The seniors began their skit with Assistant Principal Fred Donahue yelling, “Seniors, what is your profession?” to which the class of 2012 responded with a Spartan war chant straight out of 300: “Awoo!  Awoo!  Awoo!” “It was great that the seniors honored Ms. Frigo, while also representing and bringing back the gladiator theme,” commented student body president Tim Nguyen ’12.

The day started out in the gym with an assortment of class-on-class sporting events. Competitions included a three-point contest, the gladiator event, and the two-on-two basketball game. After these events, everyone participated in a student body wide “yell” led by energetic vice president Chris Wallace, ’12.

After processing out of the gym, students were able to participate in the numerous events offered, including kickball, Frisbee, and poker. As morning turned to afternoon, the chariot race, Ranger Day’s most anticipated activity, was on. The chariots were built out of everyday items by the freshmen homerooms along with their big brothers. The freshman chariot race has been a longtime tradition of Ranger Day, taking place in recent years after the Ursuline powder puff football game.

Each chariot was pulled by four freshmen around roughly half of the track. Homerooms match up head-to-head in heats, with winners advancing to the next round of races. “The chariot race is a fantastic event to show the freshmen what Ranger Day is all about,” senior Cole Enmon said. “The chariot races are about having fun, clean competition, but in the end everyone wants to be on top.”

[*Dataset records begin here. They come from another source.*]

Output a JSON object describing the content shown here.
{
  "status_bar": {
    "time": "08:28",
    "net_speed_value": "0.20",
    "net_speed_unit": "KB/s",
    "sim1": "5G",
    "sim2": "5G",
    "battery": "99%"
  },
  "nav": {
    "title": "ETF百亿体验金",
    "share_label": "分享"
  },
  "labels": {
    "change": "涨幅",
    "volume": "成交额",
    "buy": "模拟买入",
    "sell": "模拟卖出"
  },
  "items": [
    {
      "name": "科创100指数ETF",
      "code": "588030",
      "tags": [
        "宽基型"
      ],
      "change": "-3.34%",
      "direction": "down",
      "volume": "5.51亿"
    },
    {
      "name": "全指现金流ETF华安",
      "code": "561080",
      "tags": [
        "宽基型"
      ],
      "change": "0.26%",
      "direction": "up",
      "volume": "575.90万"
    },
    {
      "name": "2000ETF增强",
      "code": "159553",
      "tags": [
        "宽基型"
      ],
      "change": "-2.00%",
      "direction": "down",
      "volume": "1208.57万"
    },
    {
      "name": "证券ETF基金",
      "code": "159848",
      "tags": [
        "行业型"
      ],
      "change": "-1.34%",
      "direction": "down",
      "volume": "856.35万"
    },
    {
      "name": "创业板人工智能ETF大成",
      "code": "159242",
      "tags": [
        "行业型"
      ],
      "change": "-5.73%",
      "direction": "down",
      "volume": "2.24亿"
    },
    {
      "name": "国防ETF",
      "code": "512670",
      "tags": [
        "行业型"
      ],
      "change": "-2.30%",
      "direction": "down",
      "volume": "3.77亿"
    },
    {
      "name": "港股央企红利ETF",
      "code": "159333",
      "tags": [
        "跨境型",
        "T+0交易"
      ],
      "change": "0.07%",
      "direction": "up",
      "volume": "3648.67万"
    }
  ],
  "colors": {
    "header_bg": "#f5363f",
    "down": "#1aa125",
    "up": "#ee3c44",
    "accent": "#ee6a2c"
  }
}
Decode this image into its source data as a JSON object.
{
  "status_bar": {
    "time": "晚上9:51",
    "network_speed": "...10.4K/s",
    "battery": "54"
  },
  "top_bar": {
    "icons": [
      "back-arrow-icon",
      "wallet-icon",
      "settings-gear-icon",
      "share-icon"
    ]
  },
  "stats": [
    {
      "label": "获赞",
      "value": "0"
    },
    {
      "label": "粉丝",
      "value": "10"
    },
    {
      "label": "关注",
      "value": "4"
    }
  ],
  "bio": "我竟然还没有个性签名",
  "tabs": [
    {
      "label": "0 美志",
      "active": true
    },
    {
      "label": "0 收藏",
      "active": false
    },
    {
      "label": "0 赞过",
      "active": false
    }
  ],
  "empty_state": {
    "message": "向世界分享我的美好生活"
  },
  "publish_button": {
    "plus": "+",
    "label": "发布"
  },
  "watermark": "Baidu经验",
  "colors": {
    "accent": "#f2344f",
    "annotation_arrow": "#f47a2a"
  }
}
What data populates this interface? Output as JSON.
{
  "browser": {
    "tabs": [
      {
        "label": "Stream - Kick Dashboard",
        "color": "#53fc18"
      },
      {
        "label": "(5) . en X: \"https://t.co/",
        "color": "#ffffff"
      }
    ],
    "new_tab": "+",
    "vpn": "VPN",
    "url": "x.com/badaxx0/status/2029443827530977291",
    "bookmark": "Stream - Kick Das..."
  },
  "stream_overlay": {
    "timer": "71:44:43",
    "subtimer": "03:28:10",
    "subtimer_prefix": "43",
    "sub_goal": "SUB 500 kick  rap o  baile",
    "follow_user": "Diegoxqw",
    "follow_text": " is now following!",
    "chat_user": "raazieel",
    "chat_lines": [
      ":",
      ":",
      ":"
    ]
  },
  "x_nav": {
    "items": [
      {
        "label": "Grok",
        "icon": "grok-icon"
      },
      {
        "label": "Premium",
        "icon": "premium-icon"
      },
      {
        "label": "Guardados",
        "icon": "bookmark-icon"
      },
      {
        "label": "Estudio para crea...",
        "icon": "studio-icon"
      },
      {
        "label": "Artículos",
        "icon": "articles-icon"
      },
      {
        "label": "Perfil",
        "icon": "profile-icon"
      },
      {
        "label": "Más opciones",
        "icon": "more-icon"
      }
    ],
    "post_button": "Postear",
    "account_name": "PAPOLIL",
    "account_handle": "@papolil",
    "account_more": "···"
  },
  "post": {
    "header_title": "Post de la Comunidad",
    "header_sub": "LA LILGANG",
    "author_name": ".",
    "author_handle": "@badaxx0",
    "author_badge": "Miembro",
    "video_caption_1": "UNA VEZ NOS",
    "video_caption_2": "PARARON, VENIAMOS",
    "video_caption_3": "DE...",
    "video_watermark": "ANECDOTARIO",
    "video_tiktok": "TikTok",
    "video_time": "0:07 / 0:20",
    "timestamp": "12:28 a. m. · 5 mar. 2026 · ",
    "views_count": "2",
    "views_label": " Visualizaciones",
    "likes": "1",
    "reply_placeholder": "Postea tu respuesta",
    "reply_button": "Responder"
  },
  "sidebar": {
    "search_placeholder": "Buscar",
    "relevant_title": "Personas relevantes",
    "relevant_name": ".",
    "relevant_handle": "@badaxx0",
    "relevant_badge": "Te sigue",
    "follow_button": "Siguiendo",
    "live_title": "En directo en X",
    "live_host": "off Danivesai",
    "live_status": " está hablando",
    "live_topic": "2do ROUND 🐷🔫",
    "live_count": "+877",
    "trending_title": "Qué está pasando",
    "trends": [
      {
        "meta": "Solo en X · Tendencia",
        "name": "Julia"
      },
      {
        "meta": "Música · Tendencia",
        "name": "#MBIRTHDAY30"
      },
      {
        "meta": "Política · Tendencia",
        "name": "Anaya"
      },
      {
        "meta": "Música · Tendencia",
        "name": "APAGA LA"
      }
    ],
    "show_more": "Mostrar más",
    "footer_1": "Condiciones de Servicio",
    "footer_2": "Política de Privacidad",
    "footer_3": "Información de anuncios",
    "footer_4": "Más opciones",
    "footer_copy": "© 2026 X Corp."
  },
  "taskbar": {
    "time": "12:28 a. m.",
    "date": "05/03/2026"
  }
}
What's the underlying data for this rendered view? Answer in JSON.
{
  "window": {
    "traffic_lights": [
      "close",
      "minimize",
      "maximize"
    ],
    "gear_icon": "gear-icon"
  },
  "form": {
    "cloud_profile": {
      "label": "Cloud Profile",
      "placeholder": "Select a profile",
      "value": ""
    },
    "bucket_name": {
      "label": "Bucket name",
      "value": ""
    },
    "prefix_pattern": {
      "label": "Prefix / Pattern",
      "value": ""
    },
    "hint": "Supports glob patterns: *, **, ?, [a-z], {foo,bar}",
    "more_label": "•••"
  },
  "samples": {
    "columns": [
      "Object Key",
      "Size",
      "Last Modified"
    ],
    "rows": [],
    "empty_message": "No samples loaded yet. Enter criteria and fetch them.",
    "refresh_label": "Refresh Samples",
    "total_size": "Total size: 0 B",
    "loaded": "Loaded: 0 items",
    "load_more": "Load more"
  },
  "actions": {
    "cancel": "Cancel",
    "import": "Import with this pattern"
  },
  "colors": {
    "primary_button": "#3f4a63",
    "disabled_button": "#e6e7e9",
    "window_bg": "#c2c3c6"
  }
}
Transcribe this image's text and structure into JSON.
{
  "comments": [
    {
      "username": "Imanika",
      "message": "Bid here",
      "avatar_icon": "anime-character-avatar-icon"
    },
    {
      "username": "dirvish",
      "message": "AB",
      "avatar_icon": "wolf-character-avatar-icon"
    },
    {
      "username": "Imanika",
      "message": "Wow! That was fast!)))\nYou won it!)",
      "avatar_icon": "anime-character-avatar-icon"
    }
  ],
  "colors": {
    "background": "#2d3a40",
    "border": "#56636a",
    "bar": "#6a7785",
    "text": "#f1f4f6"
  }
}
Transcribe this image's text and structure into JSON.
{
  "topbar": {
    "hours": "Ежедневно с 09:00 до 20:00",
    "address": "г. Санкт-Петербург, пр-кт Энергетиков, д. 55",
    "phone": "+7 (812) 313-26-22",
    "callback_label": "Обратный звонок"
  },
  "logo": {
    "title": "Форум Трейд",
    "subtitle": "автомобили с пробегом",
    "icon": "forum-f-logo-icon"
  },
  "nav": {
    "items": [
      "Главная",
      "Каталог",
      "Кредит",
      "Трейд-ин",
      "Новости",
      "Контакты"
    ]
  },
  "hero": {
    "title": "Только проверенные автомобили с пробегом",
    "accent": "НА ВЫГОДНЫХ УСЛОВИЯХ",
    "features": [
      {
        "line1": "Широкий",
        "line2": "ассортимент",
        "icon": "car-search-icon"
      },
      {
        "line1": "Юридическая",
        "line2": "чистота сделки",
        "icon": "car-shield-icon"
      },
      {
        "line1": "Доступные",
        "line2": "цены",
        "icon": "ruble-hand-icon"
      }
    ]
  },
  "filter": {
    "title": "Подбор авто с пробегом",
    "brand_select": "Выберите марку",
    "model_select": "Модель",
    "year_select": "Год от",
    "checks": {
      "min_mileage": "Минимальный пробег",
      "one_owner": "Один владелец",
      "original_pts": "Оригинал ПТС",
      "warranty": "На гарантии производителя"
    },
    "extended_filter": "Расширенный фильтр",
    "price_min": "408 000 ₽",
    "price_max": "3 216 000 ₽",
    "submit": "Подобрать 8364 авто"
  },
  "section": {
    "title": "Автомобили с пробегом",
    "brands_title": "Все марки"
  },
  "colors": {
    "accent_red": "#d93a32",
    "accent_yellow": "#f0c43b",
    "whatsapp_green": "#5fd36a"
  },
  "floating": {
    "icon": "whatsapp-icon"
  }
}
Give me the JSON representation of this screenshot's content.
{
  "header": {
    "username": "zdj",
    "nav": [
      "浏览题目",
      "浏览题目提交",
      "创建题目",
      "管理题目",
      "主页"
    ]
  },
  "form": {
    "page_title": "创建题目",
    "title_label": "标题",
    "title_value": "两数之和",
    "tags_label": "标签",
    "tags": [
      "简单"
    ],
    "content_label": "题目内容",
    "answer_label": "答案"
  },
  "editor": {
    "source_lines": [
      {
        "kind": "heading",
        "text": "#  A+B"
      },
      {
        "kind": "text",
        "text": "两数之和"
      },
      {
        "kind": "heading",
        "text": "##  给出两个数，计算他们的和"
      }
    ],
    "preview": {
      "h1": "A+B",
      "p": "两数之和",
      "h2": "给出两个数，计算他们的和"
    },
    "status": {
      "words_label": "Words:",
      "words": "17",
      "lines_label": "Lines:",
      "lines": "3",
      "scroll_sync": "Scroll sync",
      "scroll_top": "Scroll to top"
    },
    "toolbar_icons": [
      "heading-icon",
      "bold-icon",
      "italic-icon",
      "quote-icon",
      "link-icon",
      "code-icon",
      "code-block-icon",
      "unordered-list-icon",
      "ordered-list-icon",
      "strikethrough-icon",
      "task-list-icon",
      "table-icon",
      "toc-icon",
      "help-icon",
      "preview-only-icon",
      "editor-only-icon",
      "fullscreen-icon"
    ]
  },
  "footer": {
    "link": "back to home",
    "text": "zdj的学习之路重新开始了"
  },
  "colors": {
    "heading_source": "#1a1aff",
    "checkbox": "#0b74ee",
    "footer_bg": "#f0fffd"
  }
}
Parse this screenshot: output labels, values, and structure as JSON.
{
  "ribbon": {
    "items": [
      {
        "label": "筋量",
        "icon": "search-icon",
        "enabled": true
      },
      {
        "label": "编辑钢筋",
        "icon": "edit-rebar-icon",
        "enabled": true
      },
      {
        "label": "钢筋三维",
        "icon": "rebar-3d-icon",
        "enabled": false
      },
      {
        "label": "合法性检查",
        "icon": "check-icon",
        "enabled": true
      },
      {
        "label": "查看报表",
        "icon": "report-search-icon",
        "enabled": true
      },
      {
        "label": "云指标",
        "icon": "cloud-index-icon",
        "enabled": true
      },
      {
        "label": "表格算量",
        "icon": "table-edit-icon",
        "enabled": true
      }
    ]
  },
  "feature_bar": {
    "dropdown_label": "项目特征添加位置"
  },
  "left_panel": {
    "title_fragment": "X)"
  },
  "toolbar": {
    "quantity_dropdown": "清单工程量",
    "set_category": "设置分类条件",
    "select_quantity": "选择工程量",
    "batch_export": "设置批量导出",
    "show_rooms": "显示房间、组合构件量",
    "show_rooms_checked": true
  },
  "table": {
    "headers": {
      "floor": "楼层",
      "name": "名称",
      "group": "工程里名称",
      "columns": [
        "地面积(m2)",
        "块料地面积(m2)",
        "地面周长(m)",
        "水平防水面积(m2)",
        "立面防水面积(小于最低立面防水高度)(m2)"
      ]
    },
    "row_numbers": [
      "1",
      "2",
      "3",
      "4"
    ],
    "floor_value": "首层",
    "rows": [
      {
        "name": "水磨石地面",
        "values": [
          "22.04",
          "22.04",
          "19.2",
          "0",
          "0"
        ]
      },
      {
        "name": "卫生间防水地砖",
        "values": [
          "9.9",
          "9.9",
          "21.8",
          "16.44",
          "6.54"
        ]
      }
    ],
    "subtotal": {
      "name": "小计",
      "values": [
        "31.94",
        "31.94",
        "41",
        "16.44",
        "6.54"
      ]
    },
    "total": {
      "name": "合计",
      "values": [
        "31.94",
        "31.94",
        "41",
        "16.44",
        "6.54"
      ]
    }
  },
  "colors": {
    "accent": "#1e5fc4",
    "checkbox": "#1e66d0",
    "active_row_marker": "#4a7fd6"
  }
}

This year, the chariot race was dominated by the homeroom of biology teacher Mrs. Jan Jones. When asked how she felt about her homeroom winning this year, the concise Mrs. Jones simply said that “it’s fantastic.”

Ranger Day is a great symbol of what it means to be a Jesuit Ranger. The student body’s togetherness on a day so steeped in tradition shows once again that being a student at Jesuit is a brotherhood.